I have a mid 80s Hobie 16. No soft spots, takes on no water. Harken 6:1 mainsheet. Straight mast, newer standing rigging, tired running rigging. Jib blocks and cleats are about gone. 2 sets of sails that are great rec sails. Lots of spare parts including extra rudders and rigging. No trailer but willing to deliver within 100 miles. Biggest thing is a lot of flex has developed in the frame, lots of independent hull movement. I know it’s fixable but I have another cat that gets most of my love so I’m not ready to take on the fix. Thinking of listing it for $1000, how’s that sound? I’m guessing the no trailer will hurt me. Normally I would keep a set of sails and spare parts and go lower, but I’m not planning on having another 16, at least not soon
There are a ton of '80s Hobies out there. I counted 38 in my CL 200 mile radius in the DC metro area. I managed to sell a Turbo 14 into that market. The buyer is right next door. Who needs to travel to get an old Hobie Cat. Clean it up, tighten it up, think of it as the boat you sail.
If it's on a good trailer, the buyer can haul it away.
There's nothing like the sight of the stern of that weed cat leaving your yard while you fondle that stack of c-notes!

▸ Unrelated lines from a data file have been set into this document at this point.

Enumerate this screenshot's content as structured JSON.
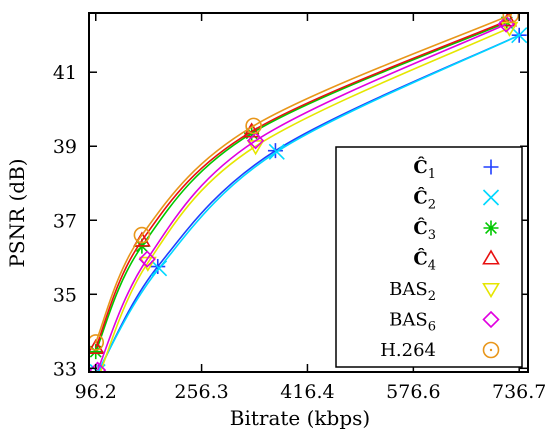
{
  "chart_data": {
    "type": "line",
    "xlabel": "Bitrate (kbps)",
    "ylabel": "PSNR (dB)",
    "xlim": [
      86,
      750
    ],
    "ylim": [
      32.9,
      42.6
    ],
    "xticks": [
      96.2,
      256.3,
      416.4,
      576.6,
      736.7
    ],
    "xtick_labels": [
      "96.2",
      "256.3",
      "416.4",
      "576.6",
      "736.7"
    ],
    "yticks": [
      33,
      35,
      37,
      39,
      41
    ],
    "ytick_labels": [
      "33",
      "35",
      "37",
      "39",
      "41"
    ],
    "legend_position": "bottom-right",
    "grid": false,
    "series": [
      {
        "name": "Ĉ",
        "sub": "1",
        "marker": "plus",
        "color": "#1f3fff",
        "x": [
          100,
          190,
          368,
          736.7
        ],
        "y": [
          32.9,
          35.75,
          38.88,
          42.0
        ]
      },
      {
        "name": "Ĉ",
        "sub": "2",
        "marker": "x",
        "color": "#00d8ff",
        "x": [
          99,
          192,
          370,
          736.7
        ],
        "y": [
          32.9,
          35.7,
          38.85,
          42.0
        ]
      },
      {
        "name": "Ĉ",
        "sub": "3",
        "marker": "asterisk",
        "color": "#00c800",
        "x": [
          96.2,
          166,
          332,
          718
        ],
        "y": [
          33.45,
          36.3,
          39.35,
          42.35
        ]
      },
      {
        "name": "Ĉ",
        "sub": "4",
        "marker": "triangle-up",
        "color": "#e81010",
        "x": [
          96.2,
          166,
          332,
          720
        ],
        "y": [
          33.55,
          36.45,
          39.4,
          42.4
        ]
      },
      {
        "name": "BAS",
        "sub": "2",
        "marker": "triangle-down",
        "color": "#e6e600",
        "x": [
          100,
          175,
          338,
          722
        ],
        "y": [
          32.75,
          35.85,
          39.0,
          42.2
        ]
      },
      {
        "name": "BAS",
        "sub": "6",
        "marker": "diamond",
        "color": "#e000e0",
        "x": [
          99,
          174,
          338,
          717
        ],
        "y": [
          32.95,
          35.95,
          39.15,
          42.3
        ]
      },
      {
        "name": "H.264",
        "sub": "",
        "marker": "circle",
        "color": "#e8961a",
        "x": [
          96.2,
          166,
          335,
          724
        ],
        "y": [
          33.7,
          36.6,
          39.55,
          42.55
        ]
      }
    ]
  }
}
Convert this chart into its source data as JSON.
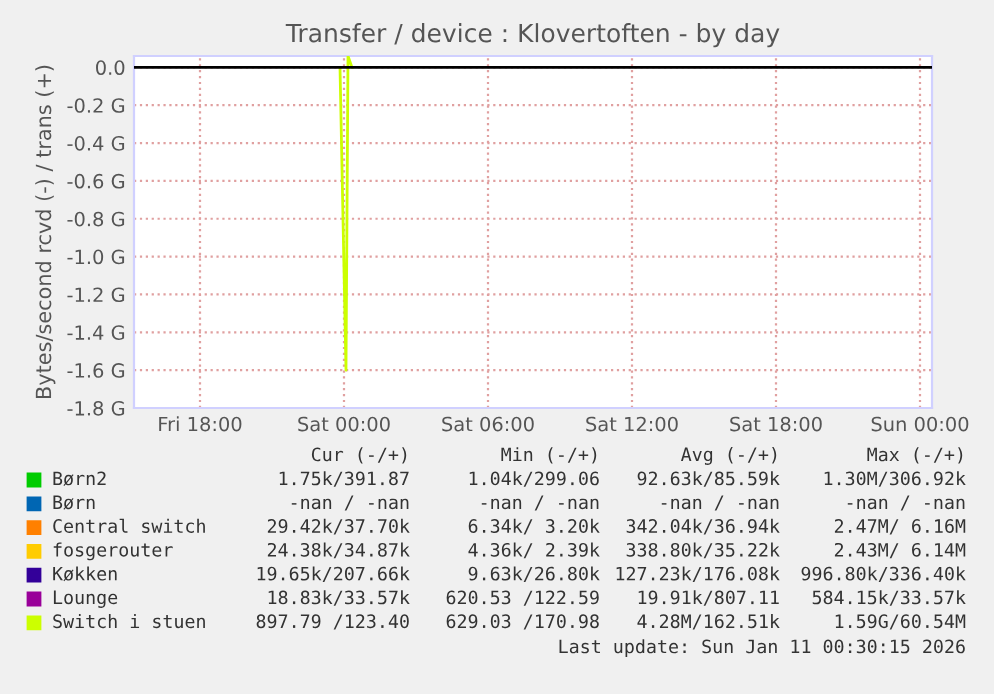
{
  "chart_data": {
    "type": "line",
    "title": "Transfer / device : Klovertoften - by day",
    "ylabel": "Bytes/second rcvd (-) / trans (+)",
    "xlim": [
      "2026-01-09T15:15",
      "2026-01-11T00:30"
    ],
    "xticks": [
      {
        "value": "2026-01-09T18:00",
        "label": "Fri 18:00"
      },
      {
        "value": "2026-01-10T00:00",
        "label": "Sat 00:00"
      },
      {
        "value": "2026-01-10T06:00",
        "label": "Sat 06:00"
      },
      {
        "value": "2026-01-10T12:00",
        "label": "Sat 12:00"
      },
      {
        "value": "2026-01-10T18:00",
        "label": "Sat 18:00"
      },
      {
        "value": "2026-01-11T00:00",
        "label": "Sun 00:00"
      }
    ],
    "ylim": [
      -1.8,
      0.06
    ],
    "yticks": [
      {
        "value": 0.0,
        "label": "0.0"
      },
      {
        "value": -0.2,
        "label": "-0.2 G"
      },
      {
        "value": -0.4,
        "label": "-0.4 G"
      },
      {
        "value": -0.6,
        "label": "-0.6 G"
      },
      {
        "value": -0.8,
        "label": "-0.8 G"
      },
      {
        "value": -1.0,
        "label": "-1.0 G"
      },
      {
        "value": -1.2,
        "label": "-1.2 G"
      },
      {
        "value": -1.4,
        "label": "-1.4 G"
      },
      {
        "value": -1.6,
        "label": "-1.6 G"
      },
      {
        "value": -1.8,
        "label": "-1.8 G"
      }
    ],
    "grid": true,
    "legend": "bottom",
    "line_style": "solid",
    "marker": "none",
    "ref_lines": [
      {
        "axis": "y",
        "value": 0,
        "color": "#000000"
      }
    ],
    "series": [
      {
        "name": "Børn2",
        "color": "#00cc00"
      },
      {
        "name": "Børn",
        "color": "#0066b3"
      },
      {
        "name": "Central switch",
        "color": "#ff8000"
      },
      {
        "name": "fosgerouter",
        "color": "#ffcc00"
      },
      {
        "name": "Køkken",
        "color": "#330099"
      },
      {
        "name": "Lounge",
        "color": "#990099"
      },
      {
        "name": "Switch i stuen",
        "color": "#ccff00",
        "x": [
          "2026-01-09T23:50",
          "2026-01-10T00:05",
          "2026-01-10T00:10",
          "2026-01-10T00:20"
        ],
        "values": [
          0,
          -1.6,
          0.06,
          0
        ]
      }
    ],
    "annotations": [
      "Cur (-/+)",
      "Min (-/+)",
      "Avg (-/+)",
      "Max (-/+)",
      "1.75k/391.87",
      "1.04k/299.06",
      "92.63k/85.59k",
      "1.30M/306.92k",
      "-nan / -nan",
      "-nan / -nan",
      "-nan / -nan",
      "-nan / -nan",
      "29.42k/37.70k",
      "6.34k/ 3.20k",
      "342.04k/36.94k",
      "2.47M/ 6.16M",
      "24.38k/34.87k",
      "4.36k/ 2.39k",
      "338.80k/35.22k",
      "2.43M/ 6.14M",
      "19.65k/207.66k",
      "9.63k/26.80k",
      "127.23k/176.08k",
      "996.80k/336.40k",
      "18.83k/33.57k",
      "620.53 /122.59",
      "19.91k/807.11",
      "584.15k/33.57k",
      "897.79 /123.40",
      "629.03 /170.98",
      "4.28M/162.51k",
      "1.59G/60.54M",
      "Last update: Sun Jan 11 00:30:15 2026"
    ]
  }
}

The phrase "road worthy trailer with title" is a great incentive towards closing the deal.
Trailers are a pain in the a** we endure to go sailing. We want them to be road worthy, lit up and legal.
I can't count the times I've been out in a driveway at 11pm before a sailing trip, or potential sale, re wiring,re packing, or re rigging a cat trailer.
Edited by gahamby on Sep 14, 2018 - 11:21 PM.